On Wed, 14 Dec 2011 13:41:12 -0600, "Pazzula, Dominic J "
The subset index seems to drop (or is exclusive of) the last value.
This can be confusing if you are using range() to generate the array of indices. Instead
of needing the traditional range(start,end+1), you need to use range(start,end+2) as the
subset_dot() and the range() routine are exclusive of the last value.
Is this behavior as intended?
import numpy as np
import pycuda as cuda
n = 3
a = np.array(range(0,n**2),ndmin=2)
a = a.astype(np.float32)
g_a = cuda.gpuarray.to_gpu(a)
g_b = cuda.gpuarray.to_gpu(a)
subset = cuda.gpuarray.to_gpu(np.array(range(2,5)))
print "Subset Array", subset;
x = cuda.gpuarray.subset_dot(subset,g_a,g_b)

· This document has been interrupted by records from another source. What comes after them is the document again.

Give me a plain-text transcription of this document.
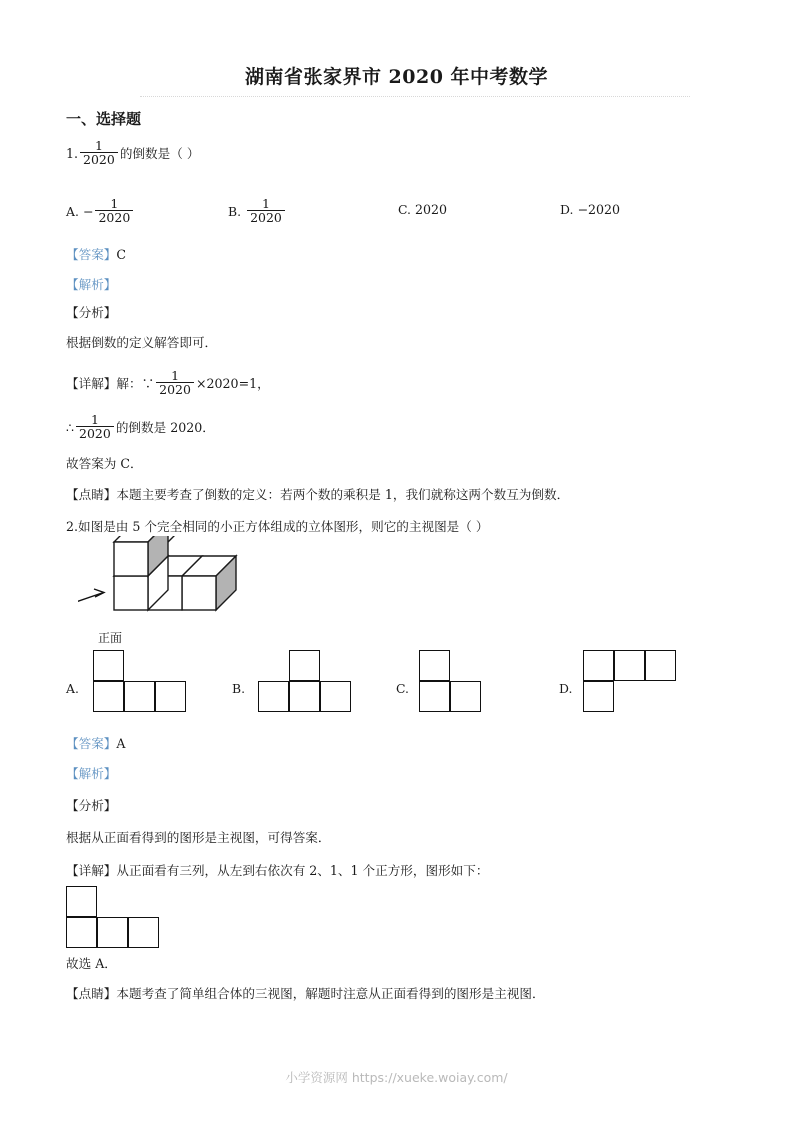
湖南省张家界市 2020 年中考数学
一、选择题
1. $\frac{1}{2020}$ 的倒数是（ ）
A. − $\frac{1}{2020}$	B. $\frac{1}{2020}$	C. 2020	D. −2020
【答案】C
【解析】
【分析】
根据倒数的定义解答即可．
【详解】解：∵ $\frac{1}{2020} \times 2020=1$，
∴ $\frac{1}{2020}$ 的倒数是 2020．
故答案为 C．
【点睛】本题主要考查了倒数的定义：若两个数的乘积是 1，我们就称这两个数互为倒数．
2.如图是由 5 个完全相同的小正方体组成的立体图形，则它的主视图是（ ）
正面
A.	B.	C.	D.
【答案】A
【解析】
【分析】
根据从正面看得到的图形是主视图，可得答案．
【详解】从正面看有三列，从左到右依次有 2、1、1 个正方形，图形如下：
故选 A．
【点睛】本题考查了简单组合体的三视图，解题时注意从正面看得到的图形是主视图．
小学资源网 https://xueke.woiay.com/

print "a[2:5] dot g[2:5]", x
[[ 0. 1. 2. 3. 4. 5. 6. 7. 8.]]
Subset Array [2 3 4]
a[2:5] dot g[2:5] 13.0
The issue is that 'subset' ends up being an array of 64-bit integers,
but the subset_* routines tacitly assume that you're giving them 32-bit
integers. This is fixed in git, although for performance reasons I would
still recommend 32-bit ints for 'subset', if you can get away with it.